Dates and times in Excel confuse a lot of people because what’s going on under the hood is not obvious. And the various formatting options further mask the difference between the *value *Excel is actually dealing with versus what you see displayed on the screen in the cell.
I would never use NOW() to compare with a date. Use TODAY() instead. Other than that quibble the earlier advice is good as far as it goes.
If you (OP) want to understand, instead of just copying recipes blindly, let us know. Somebody will be happy to oblige.
Thinking it over, I don’t need that precision I suggested in my OP, just the value in years.
Once I do the TODAY subtract the starting year, that gives me the number of elapsed days, correct?
So I could just do another operation, where the number of elapsed days is divided by 365.25, round it to two decimal places, and that gives me the number I need.
(My data table has approx. 200 dates in it, and I don’t need exact precision (Years, months, days) for every single one.)
Dates in Excel are stored as the decimal number of days since 12/31/1899, where 0:00 on 1/1/1900 = 1. The decimal part is fractions of a day, so for example 1/24 = 1 hour.
You can do date arithmetic with dates in Excel, but if you try to display a negative number as a date Excel will barf and your cell will fill with “#” signs.

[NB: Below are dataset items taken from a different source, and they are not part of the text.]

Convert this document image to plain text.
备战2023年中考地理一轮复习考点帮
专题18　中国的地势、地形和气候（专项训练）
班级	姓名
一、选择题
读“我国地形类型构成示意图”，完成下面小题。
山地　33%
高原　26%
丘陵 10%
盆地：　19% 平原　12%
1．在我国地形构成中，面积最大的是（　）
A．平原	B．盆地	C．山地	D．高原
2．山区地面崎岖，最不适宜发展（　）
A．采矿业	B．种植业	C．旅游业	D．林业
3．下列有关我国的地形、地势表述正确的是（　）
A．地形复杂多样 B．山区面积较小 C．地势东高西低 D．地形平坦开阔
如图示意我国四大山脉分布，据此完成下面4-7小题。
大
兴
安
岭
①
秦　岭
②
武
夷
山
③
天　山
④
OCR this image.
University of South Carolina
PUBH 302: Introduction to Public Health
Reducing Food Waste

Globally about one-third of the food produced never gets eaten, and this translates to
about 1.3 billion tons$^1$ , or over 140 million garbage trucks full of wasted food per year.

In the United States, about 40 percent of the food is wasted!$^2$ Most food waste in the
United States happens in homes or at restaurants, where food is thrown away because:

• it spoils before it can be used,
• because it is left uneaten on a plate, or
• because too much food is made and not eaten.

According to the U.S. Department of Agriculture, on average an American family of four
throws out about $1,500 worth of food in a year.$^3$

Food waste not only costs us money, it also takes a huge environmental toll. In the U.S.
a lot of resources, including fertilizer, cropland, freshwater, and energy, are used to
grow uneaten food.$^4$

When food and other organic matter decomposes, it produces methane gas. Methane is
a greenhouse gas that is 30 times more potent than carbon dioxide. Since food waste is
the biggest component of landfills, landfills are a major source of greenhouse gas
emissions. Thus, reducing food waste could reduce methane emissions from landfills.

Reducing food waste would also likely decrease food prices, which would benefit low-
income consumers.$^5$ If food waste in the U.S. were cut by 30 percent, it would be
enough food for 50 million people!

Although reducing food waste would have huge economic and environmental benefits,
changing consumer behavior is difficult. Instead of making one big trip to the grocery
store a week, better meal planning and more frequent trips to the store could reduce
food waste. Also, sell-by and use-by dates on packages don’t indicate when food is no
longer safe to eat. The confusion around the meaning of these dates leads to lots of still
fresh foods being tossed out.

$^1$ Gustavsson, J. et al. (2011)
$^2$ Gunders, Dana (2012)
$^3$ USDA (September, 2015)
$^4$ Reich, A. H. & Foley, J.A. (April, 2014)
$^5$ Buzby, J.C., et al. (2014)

In your case, the advice above is to use the TODAY function, which will give the date value for the current date. If you subtract your other date from TODAY, the result is a decimal number that gives the number of days elapsed. You can use various functions to display that difference in days/months/years. Here is one option:
=TEXT(TODAY()-A1,“d ““days”” m ““months”” y ““years”””)
DATEDIF referenced in a post above also works although it is included for compatibility with old Lotus 1-2-3 files and does seem to have a known issue.
You don’t need to do all that; you can let Excel do it for you:
=TEXT(TODAY()-A1,“y ““years”””)
The difference is that TODAY gives only the integer portion which will only tell you what day it is, and NOW gives the full decimal version which also tells you what time it is.
Go here and scroll down to the section on “Converting… calendar date to Julian day number.” There is a formula there that outputs the day number given the year, month, and day, even if the year is in the 17th century. Then you can subtract.
Once it gets to be after 12:00 noon on any day, the fractional part of any subtraction or addition involving a pure date (i.e. an integer) and NOW() will have a fractional part > 0.5. Now introduce some rounding in further calculations and you’re off by a day. Oops.
Given how little people understand the fundamentals of how dates, times, and datetimes are stored and formatted, randomly throwing ever-changing fractions between 0.00000001 and 0.9999999 into the stew is just asking for errors.
That’s why you use TODAY() instead of NOW() when your values are pure dates.